Writing Your Article
Define the topic and purpose of the review and describe its relevance to the subject. One way is to state how many people are currently affected by this and what proportion of society may be affected in the future. An alternative is to discuss how often someone might encounter this issue during a given time period or over the course of his career.
Indicate how the literature search was conducted and what major sources of evidence were used. Show what criteria you used to include or exclude particular studies. Comprehensively identify all major relevant research and critically evaluate its quality. Avoid only using information that supports your conclusions. If there is lack of consensus, address it.
Emphasize your evidence-supported approach. If little evidence exists, show that you have adopted the consensus viewpoint. A comprehensive and balanced review article acknowledges recent developments, unresolved questions, controversies and instances of bias that might affect the quality of the evidence. Highlight key statements from the literature and use these in your discussion. Include a summary of them in tables, figures or other illustrations.
Use primary sources as the basis for determining the importance of evidence. The supporting citation should be a primary research source of the information, not a secondary source that simply cites the original source.

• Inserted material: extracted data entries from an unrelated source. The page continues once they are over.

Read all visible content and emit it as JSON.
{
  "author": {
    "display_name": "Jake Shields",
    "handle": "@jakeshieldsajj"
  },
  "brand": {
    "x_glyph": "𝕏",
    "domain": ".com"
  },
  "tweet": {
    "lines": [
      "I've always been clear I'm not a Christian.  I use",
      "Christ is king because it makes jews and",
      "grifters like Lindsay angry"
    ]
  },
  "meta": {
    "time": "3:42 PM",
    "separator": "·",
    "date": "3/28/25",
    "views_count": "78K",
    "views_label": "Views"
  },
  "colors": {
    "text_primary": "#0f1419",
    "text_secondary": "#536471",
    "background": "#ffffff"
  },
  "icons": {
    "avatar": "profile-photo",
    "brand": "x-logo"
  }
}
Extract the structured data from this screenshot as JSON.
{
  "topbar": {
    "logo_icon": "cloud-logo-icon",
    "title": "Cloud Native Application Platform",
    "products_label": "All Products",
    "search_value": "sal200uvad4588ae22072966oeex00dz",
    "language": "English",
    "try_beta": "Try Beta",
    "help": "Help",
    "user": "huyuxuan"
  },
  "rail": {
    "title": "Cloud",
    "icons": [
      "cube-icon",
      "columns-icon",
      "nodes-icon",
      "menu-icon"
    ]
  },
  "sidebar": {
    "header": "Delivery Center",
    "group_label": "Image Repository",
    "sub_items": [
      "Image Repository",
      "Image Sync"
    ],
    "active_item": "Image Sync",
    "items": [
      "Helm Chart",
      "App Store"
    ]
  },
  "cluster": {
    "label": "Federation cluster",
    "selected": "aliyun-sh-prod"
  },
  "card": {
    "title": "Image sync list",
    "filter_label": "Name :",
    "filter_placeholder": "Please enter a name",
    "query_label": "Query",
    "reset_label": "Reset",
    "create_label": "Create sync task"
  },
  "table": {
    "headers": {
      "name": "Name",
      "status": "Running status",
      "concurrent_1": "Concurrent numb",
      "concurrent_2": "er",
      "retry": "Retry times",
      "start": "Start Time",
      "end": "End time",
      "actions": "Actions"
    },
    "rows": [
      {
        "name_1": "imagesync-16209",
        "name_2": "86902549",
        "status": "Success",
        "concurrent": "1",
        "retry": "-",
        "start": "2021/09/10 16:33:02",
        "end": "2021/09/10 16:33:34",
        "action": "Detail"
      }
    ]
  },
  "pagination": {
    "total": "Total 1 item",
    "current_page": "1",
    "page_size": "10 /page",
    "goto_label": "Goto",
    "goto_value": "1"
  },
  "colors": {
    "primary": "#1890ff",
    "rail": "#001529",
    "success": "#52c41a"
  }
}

Include current and historically important sources. Generally, references will be key evidence-based recommendations, meta-analyses or groundbreaking articles. For example, include studies you referred to, new information, controversial material, specific quantitative data and information not usually found in general reference textbooks.
- Some articles are not suitable for an evidence-based format because of the nature of the topic, the subjectivity of the article or the lack of adequate evidence.